Art, News


We Impose No Rules: Select Works from the Gutai Group
The Arts Club
13 September 2017 – January 2018

The Arts Club is set to present an exhibition focusing on key masters of the Japanese avant-garde group, Gutai – several of whom have never shown in London before. Founded in 1956, the Gutai group forged radical new ways of making abstract paintings in terms of both their actions and as an overarching philosophy. Encouraged by Gutai founder Jiro Yoshihara to “do what no one has done before!” the artists used unorthodox techniques including inciting explosions, crashing jars of paint against surfaces and using the artist’s body to paint in novel ways.

Started four years after the end of the allied occupation that transformed Japan into a democratic State, Gutai rejected traditional art styles in favour of performative practices. They declared freedom of expression, an emphasis on individualism and had a desire to express the true natures of their materials, whilst also being in an open dialogue with artists from around the world, from Jackson Pollock to the Dadaists. Politically, Gutai marks a clear break from Japan’s autocratic and isolationist past and a desire to build a new language for art after the horrors of the Second World War. Works by masters Shozo Shimamoto, Atsuko Tanaka, Takesada Matsutani, and Toshio Yoshida will be on display.

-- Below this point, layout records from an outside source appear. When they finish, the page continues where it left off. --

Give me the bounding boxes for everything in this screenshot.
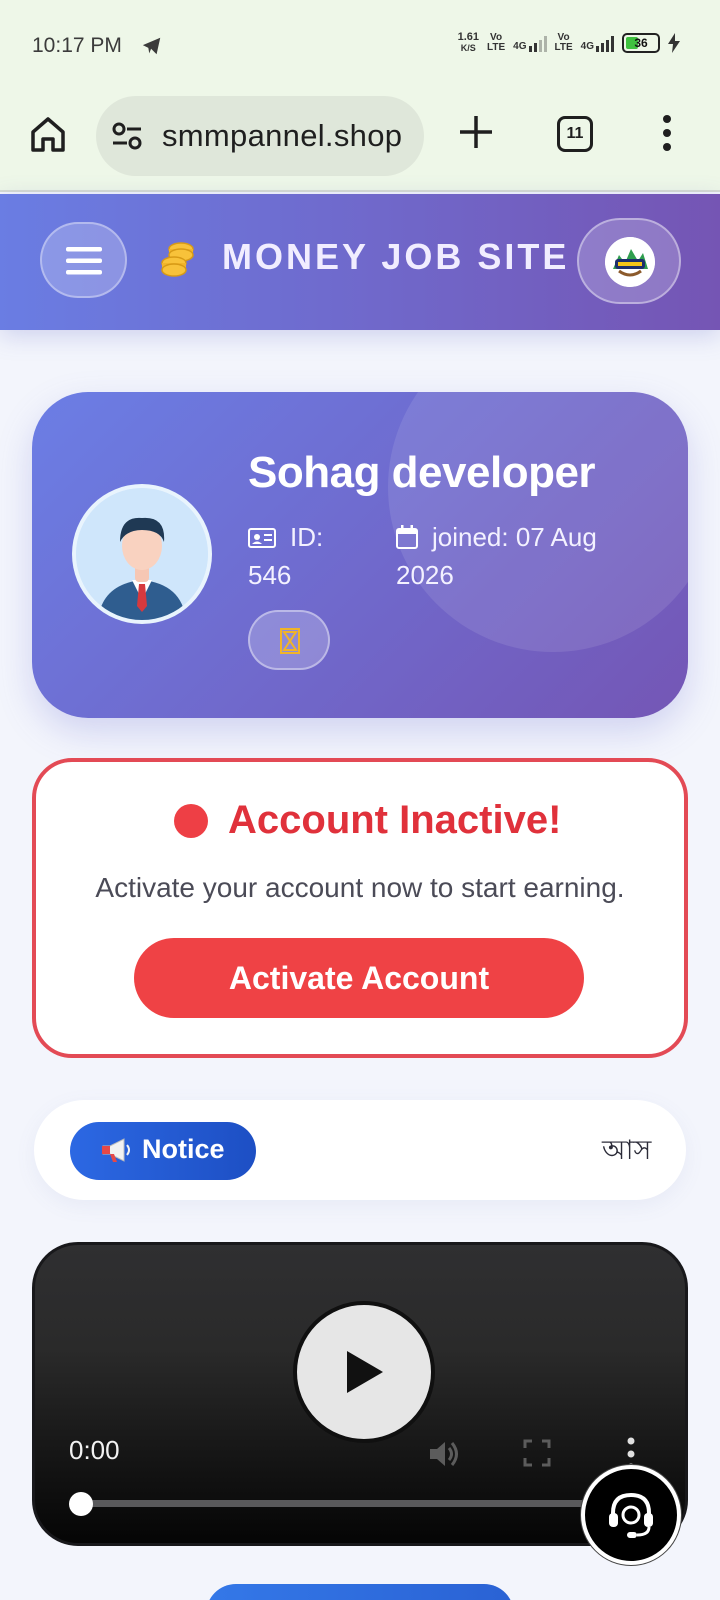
- calendar-icon: [396, 525, 418, 549]
- video-time: 0:00: [69, 1435, 120, 1465]
- user-id-value: 546: [248, 560, 292, 590]
- address-bar[interactable]: smmpannel.shop: [96, 96, 424, 176]
- account-status-pill[interactable]: [248, 610, 330, 670]
- profile-name: Sohag developer: [248, 448, 596, 497]
- inactive-description: Activate your account now to start earni…: [95, 872, 625, 903]
- id-card-icon: [248, 528, 276, 548]
- profile-card: Sohag developer ID: 546 joined: 07 Aug 2…: [32, 392, 688, 718]
- join-date: joined: 07 Aug 2026: [396, 518, 646, 594]
- status-dot: [174, 804, 208, 838]
- user-id-label: ID:: [290, 522, 324, 552]
- battery-icon: 36: [622, 32, 660, 53]
- play-button[interactable]: [293, 1301, 435, 1443]
- site-header: MONEY JOB SITE: [0, 194, 720, 330]
- user-id: ID: 546: [248, 518, 368, 594]
- telegram-icon: [142, 37, 161, 55]
- headset-icon: [609, 1492, 653, 1538]
- charging-bolt-icon: [668, 32, 680, 53]
- notice-label: Notice: [142, 1134, 225, 1164]
- notice-bar: Notice আস: [34, 1100, 686, 1200]
- profile-logo-button[interactable]: [577, 218, 681, 304]
- status-indicators: 1.61 K/S Vo LTE 4G Vo LTE 4G 36: [458, 32, 680, 53]
- system-status-bar: 10:17 PM 1.61 K/S Vo LTE 4G Vo LTE 4G 36: [0, 0, 720, 92]
- signal-icon: [596, 34, 614, 52]
- status-time: 10:17 PM: [32, 34, 122, 57]
- support-chat-button[interactable]: [581, 1465, 681, 1565]
- plus-icon[interactable]: [458, 114, 494, 150]
- signal-icon: [528, 34, 547, 52]
- sim2-volte: Vo LTE: [554, 31, 573, 53]
- join-date-text: joined: 07 Aug 2026: [396, 522, 597, 590]
- play-icon: [347, 1351, 383, 1393]
- tune-icon[interactable]: [112, 122, 142, 150]
- menu-dots-icon[interactable]: [662, 114, 672, 152]
- home-icon[interactable]: [28, 114, 68, 154]
- volume-icon[interactable]: [427, 1437, 461, 1471]
- activate-account-button[interactable]: Activate Account: [134, 938, 584, 1018]
- bottom-action-button[interactable]: [206, 1584, 514, 1600]
- inactive-title: Account Inactive!: [228, 798, 562, 842]
- coins-icon: [161, 242, 194, 277]
- money-logo: [605, 237, 655, 287]
- site-brand[interactable]: MONEY JOB SITE: [222, 236, 569, 278]
- avatar[interactable]: [72, 484, 212, 624]
- video-progress-thumb[interactable]: [69, 1492, 93, 1516]
- sim1-volte: Vo LTE: [487, 31, 506, 53]
- sim2-network: 4G: [581, 34, 614, 52]
- sim1-network: 4G: [513, 34, 547, 52]
- fullscreen-icon[interactable]: [523, 1439, 551, 1467]
- browser-toolbar: smmpannel.shop 11: [0, 92, 720, 192]
- video-progress-track[interactable]: [79, 1500, 639, 1507]
- hamburger-icon: [66, 247, 102, 275]
- megaphone-icon: [102, 1138, 130, 1162]
- net-speed: 1.61 K/S: [457, 31, 479, 54]
- hourglass-icon: [280, 628, 300, 654]
- tab-switcher-button[interactable]: 11: [557, 116, 593, 152]
- hamburger-button[interactable]: [40, 222, 127, 298]
- inactive-account-card: Account Inactive! Activate your account …: [32, 758, 688, 1058]
- notice-badge[interactable]: Notice: [70, 1122, 256, 1180]
- notice-marquee: আস: [602, 1135, 652, 1165]
- url-text: smmpannel.shop: [162, 118, 403, 153]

The Arts Club show marks the London debut of works by Atsuko Tanaka (1932–2005) and Shozo Shimamoto (1928–2013), key members of the Gutai group who have been included in major museum shows in the US such as The Solomon R. Guggenheim Museum, NY and the Museum of Modern Art, NY, but remarkably, remain relatively unknown in Europe. Also included in the show are well-established Gutai members: Toshio Yoshida (1928-1997) and Takesada Matsutani (b.1937). Gutai’s innovations have been key to the development of art history.

Shimamoto, a co-founder of the Gutai movement in the 1950s, staged almost violent confrontations with the surfaces of his paintings, at first through piercing holes and cuts, and eventually by shooting jars of paint out of a canon to crash them onto the surface, creating beautiful abstract artworks in their wake. Tanaka depicts circles of colour connected by sinuous lines, at times in almost grid-like formations and in other instances, in chaos. She gained recognition for her Electric Dress (1956) consisting of wires and coloured lightbulbs that she wore to exhibition openings.

Toshio Yoshida also worked at the intersection between painting and performance. His practice includes burn paintings, made by searing or scarring plywood panels with soldering iron or red hot coals and, his single brush stroke Sakuhin paintings. He also made pour paintings, pouring Indian Ink from a watering can, and foam paintings, built up through soap foam mixed with paint. Takesada Matsutani began exhibiting with the Gutai group in 1960. He used vinyl glue to create bulbous, scar-like elements on canvas surfaces, blowing them up with his own breath to create the swellings.

Together these artists represent the highly varied experimental pursuits of Gutai, united by a strong commitment to ideals of individual freedom.

The exhibition is curated by Amelie von Wedel and Pernilla Holmes from Wedel Art.